Right around the time that I started reading The Astonishing Life of Octavian Nothing, Traitor to the Nation, Volume One: The Pox Party, I found an excellent article on the Parents’ Choice website about M.T. Anderson’s Octavian Nothing novels, written by Jerry Griswold. It is entitled “The American Revolution in Young Adult Novels," and it discusses the ways in which history textbooks and young adult fiction have traditionally both portrayed the subject of the American Revolution as a fairly uncomplicated war. Democracy was progress, so of course the American Colonists were depicted as the good guys, and the British Loyalists were generally portrayed as cruel and wicket. This is true even in certain recently published novels, such as Gary Paulsen’s The Woods Runner. In addition, Native Americans had sometimes been included in YA Revolutionary War novels, but usually remained fairly undeveloped characters—while the perspectives of slaves and immigrants were completely ignored.
Here at the start of the twenty-first century, however, M.T. Anderson and Laurie Halse Anderson (no relation) have both written two-book series that give African American perspectives on the American Revolution, and Griswold briefly summarized each. I never had an interest in historical fiction as a kid—all my friends were pouring over The True Confessions of Charlotte Doyle, while I was reading Nancy Drew mysteries—but Griswold’s article piqued my interest in the writing of both Andersons, as well as Revolutionary War fiction in general. I love reading Multicultural and “Global” Literature because novels by Mexican, Asian and African authors offer perspectives of the world that are so very different from my own. The idea that novels about the American Revolution could tell a more complicated story was—and continues to be—intriguing to me.

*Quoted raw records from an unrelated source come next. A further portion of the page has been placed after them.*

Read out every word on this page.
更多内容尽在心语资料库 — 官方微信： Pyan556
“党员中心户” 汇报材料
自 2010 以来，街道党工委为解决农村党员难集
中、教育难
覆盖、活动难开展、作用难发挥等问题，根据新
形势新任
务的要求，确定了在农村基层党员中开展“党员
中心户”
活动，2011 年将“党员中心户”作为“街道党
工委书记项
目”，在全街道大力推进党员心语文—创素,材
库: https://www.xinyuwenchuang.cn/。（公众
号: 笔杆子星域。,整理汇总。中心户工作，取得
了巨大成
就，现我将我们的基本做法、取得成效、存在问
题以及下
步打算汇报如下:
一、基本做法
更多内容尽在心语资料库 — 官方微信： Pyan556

Octavian Nothing, Volume One is narrated almost entirely by a young African American slave, who instead of working in the fields, has been the subject of a “philosophical experiment.” A group of scholars, tutors and men of science have educated Octavian in the classics, in order to measure his progress as a student and determine whether or not Africans have an equal capacity to develop intellectually to that of Europeans. The narrative, then, is written in very intelligent terms and brings to mind the historical figure of Fredrick Douglass. Upon his escape from slavery, Douglass was able to become a famous orator, writer and abolitionist leader because his master’s wife had taught him to read, thus beginning his education. But in contrast to Douglass, Anderson’s character Octavian is not yet in a position to lead his fellow slaves; he has been mostly taught Greek literature, fine arts, and experimental sciences—which he finds have no real application in the real world. He is self-conscious that he cannot perform simple household tasks and feels even more useless in the face of other challenges to his intelligence and threats to his safety.
His education gives him a unique perspective, however, and like both Douglass and the educated slave girl Harriet Jacobs, Octavian has the ability to narrate his own experiences more clearly and more sympathetically than an uneducated slave. It is quite clear why the novel won both the National Book Award and the Michael L. Printz Award; Octavian wrestles with many painful situations in intelligent terms. He describes the mistreatment and death of his young mother at the hands of the so-called philosophers who have educated him, then his own flight, brief freedom, recapture, and second escape. While a portion of the novel is narrated by a white colonist, the majority of the book embarks upon the project of giving voice to the previously silenced African American population of the Revolutionary Era.
Perhaps what is most interesting about the novel, though, is that even though Octavian is extremely educated and has an immense vocabulary, he still cannot find the words to adequately describe certain experiences. The confusion that he feels when he discovers that he has been the subject of an experiment and his grief regarding his mother’s death both prove to be too powerful for anyone to truly explain. Therefore, even though Octavian could seem too educated to be sympathetic to readers, the gross injustices visited upon him emphasize that every man—whether slave or free, educated or uneducated, character or reader—is equal in the face of devastating loss.
While the title of the novel may seem excessively long, it is accurate—the events of this young slave's life are truly astonishing, and this is the most engaging slave narrative, fictional or non-fictional, that I have read to date.